Parents: Put Down Your Devices

Lifestyle

Obie Editorial Team

Thanks to modern technologies, we are more "connected" than ever before in the history of humanity, but a pediatrician and a psychologist question the wisdom of responding instantly to every bleep, ping, and vibration from a portable electronic device. They fear the people we should be connecting with the most — our children — may pay the ultimate price of tech-savvy parents.

Pediatrician Jenny Radesky

Dr. Radesky specializes in child development. Her concerns about how parents are disconnecting with their children in order to stay connected to their digital devices started in Seattle, where she witnessed parents deeply engrossed with whatever popped up on their mobile devices while their children tried in vain to get their attention. She saw this happening even when the children were infants.

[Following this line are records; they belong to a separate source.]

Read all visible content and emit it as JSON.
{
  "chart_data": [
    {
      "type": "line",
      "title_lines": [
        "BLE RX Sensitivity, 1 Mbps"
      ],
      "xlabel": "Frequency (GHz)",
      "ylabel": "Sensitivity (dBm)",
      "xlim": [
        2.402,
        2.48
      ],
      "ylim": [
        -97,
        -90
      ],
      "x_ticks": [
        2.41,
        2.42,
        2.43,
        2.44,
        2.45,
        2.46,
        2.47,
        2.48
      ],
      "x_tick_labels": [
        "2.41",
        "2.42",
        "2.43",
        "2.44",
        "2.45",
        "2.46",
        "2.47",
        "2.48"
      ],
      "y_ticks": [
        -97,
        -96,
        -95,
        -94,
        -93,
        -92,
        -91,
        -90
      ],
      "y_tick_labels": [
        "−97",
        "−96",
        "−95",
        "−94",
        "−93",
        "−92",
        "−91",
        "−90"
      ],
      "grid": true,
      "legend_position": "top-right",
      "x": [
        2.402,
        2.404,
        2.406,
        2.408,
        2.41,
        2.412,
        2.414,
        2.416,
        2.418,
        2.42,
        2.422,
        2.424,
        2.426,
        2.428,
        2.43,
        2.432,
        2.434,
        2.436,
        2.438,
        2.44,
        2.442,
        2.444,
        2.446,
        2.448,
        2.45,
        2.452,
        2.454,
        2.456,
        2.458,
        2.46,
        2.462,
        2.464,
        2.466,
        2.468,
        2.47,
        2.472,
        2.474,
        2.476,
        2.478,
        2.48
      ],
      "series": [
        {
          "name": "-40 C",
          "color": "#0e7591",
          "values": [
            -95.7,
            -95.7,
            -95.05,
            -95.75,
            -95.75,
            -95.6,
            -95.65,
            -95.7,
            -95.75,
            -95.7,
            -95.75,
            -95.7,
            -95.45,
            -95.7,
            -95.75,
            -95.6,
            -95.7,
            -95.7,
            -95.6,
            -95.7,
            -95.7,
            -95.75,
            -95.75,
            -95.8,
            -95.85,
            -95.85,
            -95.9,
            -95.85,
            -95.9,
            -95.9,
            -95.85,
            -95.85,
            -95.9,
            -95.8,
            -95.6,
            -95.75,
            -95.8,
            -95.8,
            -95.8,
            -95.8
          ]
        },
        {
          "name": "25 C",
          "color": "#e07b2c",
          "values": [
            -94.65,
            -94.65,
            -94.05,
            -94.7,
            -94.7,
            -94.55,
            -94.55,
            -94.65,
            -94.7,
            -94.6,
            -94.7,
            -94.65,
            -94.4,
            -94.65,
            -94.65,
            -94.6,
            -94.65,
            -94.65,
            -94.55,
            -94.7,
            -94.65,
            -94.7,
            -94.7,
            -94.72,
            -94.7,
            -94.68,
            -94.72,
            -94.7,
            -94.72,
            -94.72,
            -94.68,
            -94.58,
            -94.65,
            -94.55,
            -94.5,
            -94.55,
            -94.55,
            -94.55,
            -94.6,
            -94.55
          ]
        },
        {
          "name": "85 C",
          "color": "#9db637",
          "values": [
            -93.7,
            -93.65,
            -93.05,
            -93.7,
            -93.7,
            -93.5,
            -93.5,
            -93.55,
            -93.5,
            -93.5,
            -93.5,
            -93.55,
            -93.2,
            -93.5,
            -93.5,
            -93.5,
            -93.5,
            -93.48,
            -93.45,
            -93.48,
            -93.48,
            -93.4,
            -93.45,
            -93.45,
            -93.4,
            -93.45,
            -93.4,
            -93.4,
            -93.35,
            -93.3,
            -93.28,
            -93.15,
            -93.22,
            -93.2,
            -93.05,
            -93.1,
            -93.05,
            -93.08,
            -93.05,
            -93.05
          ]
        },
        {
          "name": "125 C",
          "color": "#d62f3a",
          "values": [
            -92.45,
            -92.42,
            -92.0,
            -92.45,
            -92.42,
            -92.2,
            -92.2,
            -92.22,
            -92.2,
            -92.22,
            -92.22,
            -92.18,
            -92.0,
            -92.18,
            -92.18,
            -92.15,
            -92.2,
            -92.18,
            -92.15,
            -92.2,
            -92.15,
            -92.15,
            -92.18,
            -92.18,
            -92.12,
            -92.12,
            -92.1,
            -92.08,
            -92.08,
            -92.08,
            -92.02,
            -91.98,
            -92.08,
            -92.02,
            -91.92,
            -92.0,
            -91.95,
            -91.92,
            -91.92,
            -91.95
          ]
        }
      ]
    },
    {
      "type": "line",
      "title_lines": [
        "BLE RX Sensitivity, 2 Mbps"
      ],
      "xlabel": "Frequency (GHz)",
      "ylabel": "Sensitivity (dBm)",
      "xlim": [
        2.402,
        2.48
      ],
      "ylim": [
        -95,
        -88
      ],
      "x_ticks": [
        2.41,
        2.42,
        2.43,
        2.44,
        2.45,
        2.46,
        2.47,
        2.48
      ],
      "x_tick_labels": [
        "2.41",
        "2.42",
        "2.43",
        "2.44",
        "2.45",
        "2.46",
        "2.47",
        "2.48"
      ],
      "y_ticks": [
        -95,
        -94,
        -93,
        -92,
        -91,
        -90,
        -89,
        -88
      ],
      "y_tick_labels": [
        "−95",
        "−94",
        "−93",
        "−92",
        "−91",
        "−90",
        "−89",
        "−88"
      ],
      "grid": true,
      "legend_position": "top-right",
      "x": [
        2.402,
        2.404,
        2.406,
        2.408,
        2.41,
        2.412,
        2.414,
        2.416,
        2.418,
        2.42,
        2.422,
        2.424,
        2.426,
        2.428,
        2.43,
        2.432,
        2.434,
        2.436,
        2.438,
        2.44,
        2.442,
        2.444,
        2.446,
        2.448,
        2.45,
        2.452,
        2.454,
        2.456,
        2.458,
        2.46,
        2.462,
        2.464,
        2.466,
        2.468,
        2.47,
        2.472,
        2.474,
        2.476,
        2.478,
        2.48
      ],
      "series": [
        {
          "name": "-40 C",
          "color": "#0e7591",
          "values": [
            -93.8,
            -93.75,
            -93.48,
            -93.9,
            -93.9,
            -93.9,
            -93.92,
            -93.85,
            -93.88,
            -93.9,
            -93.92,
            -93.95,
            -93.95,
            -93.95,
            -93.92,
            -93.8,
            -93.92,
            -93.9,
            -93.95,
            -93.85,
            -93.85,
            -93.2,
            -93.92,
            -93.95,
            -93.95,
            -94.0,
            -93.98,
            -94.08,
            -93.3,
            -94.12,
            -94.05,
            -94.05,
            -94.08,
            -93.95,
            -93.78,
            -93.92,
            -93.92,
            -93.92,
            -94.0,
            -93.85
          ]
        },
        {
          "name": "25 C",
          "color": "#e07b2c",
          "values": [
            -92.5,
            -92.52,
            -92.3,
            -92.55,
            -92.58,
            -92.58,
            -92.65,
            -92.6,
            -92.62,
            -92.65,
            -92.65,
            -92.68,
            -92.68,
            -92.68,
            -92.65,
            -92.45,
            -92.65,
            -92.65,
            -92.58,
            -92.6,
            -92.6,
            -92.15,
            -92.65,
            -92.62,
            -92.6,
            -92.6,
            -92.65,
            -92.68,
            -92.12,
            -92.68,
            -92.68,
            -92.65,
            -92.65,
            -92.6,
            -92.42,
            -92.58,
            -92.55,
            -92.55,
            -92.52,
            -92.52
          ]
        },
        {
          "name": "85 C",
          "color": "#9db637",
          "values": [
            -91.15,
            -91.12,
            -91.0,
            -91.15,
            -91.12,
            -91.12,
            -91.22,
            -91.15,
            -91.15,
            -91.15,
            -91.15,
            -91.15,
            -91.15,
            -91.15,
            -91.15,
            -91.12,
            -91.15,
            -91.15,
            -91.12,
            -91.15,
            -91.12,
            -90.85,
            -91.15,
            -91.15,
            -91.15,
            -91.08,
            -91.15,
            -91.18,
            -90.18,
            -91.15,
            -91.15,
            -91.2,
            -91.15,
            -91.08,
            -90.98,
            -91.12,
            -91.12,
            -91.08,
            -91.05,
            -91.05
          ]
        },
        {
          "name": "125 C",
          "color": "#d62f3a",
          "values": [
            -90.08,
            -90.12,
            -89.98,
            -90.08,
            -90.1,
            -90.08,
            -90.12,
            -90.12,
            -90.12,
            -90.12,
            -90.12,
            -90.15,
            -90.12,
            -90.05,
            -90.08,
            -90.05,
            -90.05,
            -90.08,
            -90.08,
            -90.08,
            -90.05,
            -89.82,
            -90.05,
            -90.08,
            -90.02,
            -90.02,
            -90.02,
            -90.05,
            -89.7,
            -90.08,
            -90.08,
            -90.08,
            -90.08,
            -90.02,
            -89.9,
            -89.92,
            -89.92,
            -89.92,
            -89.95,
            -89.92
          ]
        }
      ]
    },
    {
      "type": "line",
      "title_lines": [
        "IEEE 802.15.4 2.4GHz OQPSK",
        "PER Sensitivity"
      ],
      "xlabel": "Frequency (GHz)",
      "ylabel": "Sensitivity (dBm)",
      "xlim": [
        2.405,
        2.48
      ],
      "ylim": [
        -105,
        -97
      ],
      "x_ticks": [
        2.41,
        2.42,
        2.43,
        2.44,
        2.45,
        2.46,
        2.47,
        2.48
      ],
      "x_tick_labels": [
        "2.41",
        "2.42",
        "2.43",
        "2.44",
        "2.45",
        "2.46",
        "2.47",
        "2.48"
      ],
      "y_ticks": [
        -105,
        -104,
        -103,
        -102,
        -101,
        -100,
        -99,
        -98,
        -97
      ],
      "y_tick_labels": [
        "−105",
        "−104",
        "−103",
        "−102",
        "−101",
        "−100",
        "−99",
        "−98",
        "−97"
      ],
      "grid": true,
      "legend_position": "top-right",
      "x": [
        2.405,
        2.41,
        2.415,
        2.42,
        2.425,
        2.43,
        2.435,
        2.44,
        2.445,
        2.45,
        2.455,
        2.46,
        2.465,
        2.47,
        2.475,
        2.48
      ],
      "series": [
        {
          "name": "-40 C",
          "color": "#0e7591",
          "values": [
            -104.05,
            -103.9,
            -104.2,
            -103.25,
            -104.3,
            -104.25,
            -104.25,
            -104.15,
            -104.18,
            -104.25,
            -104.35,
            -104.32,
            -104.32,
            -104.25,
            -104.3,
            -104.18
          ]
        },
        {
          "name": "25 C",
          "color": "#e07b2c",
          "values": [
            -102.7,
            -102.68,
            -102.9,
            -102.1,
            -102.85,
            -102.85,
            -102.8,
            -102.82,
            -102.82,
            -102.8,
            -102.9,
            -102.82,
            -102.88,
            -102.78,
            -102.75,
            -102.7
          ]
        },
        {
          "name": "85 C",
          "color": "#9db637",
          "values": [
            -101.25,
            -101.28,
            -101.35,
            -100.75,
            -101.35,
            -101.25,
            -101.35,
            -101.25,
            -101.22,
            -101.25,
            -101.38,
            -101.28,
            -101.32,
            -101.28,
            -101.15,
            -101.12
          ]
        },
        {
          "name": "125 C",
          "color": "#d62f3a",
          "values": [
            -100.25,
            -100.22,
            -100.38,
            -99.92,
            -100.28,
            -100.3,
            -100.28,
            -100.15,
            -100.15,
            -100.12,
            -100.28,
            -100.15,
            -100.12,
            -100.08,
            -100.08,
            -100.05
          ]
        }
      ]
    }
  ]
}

After moving to Boston, she and two fellow researchers conducted an informal observational study of parents and their young children in fast food restaurants. Over the course of the summer, they documented 55 family groups. In many cases, parents rarely bothered putting their mobile devices down to eat, much less interact with their children.

That's a big mistake, according to Radesky. She says kids learn best with face-to-face interaction. It's how they learn language, conversation, and how to read facial expressions. It's also how they learn about emotions and how to handle them effectively.

Radesky was not surprised to witness children of the most disconnected parents acting out the most passionately. They were begging for their parents' attention the only way the knew how even though it often provoked angry parental responses.

Psychologist Catherine Steiner-Adair

Angry parental responses make sense to Steiner-Adair who says the mental mechanics of responding to emails, phone calls, texts, and other electronic forms of communication activate a part of the brain she calls the "to do" part. There's a sense of urgency generated by these activities that signal an emotional sense of time pressure. Interruptions are often met with irritability.

In her book, The Big Disconnect: Protecting Childhood and Family Relationships in the Digital Age, she writes that parents who can't put the phone down send the message to their children that the children don't matter. Her research identifies children who feel their parents consider the phones and other mobile devices as more important than the kids.

When Steiner-Adair asked 1,000 children aged 4 through 18 about their parents' mobile devices, the overall theme of their responses was "sad, mad, angry and lonely." Some of them expressed joy when throwing a parents phone in the toilet, the oven, or hiding it elsewhere.

There hasn't been enough time yet to gauge the long-term consequences of disconnecting with our children so we can stay connected to cyberspace. Even so, a growing body of knowledge is suggesting it might be good for the family to think twice about to whom and with what we choose to stay connected.

Sources:

  1. Neighmond, Patti. "For The Children's Sake, Put Down That Smartphone." Shots. NPR. Apr 21, 2014. Web. Apr 28, 2014.
  2. Radesky, Jenny S, et al. "Patterns of Mobile Device Use by Caregivers and Children During Meals in Fast Food Restaurants (pdf)." Pediatrics. American Academy of Pediatrics. Mar 10, 2014. Web. Apr 28, 2014.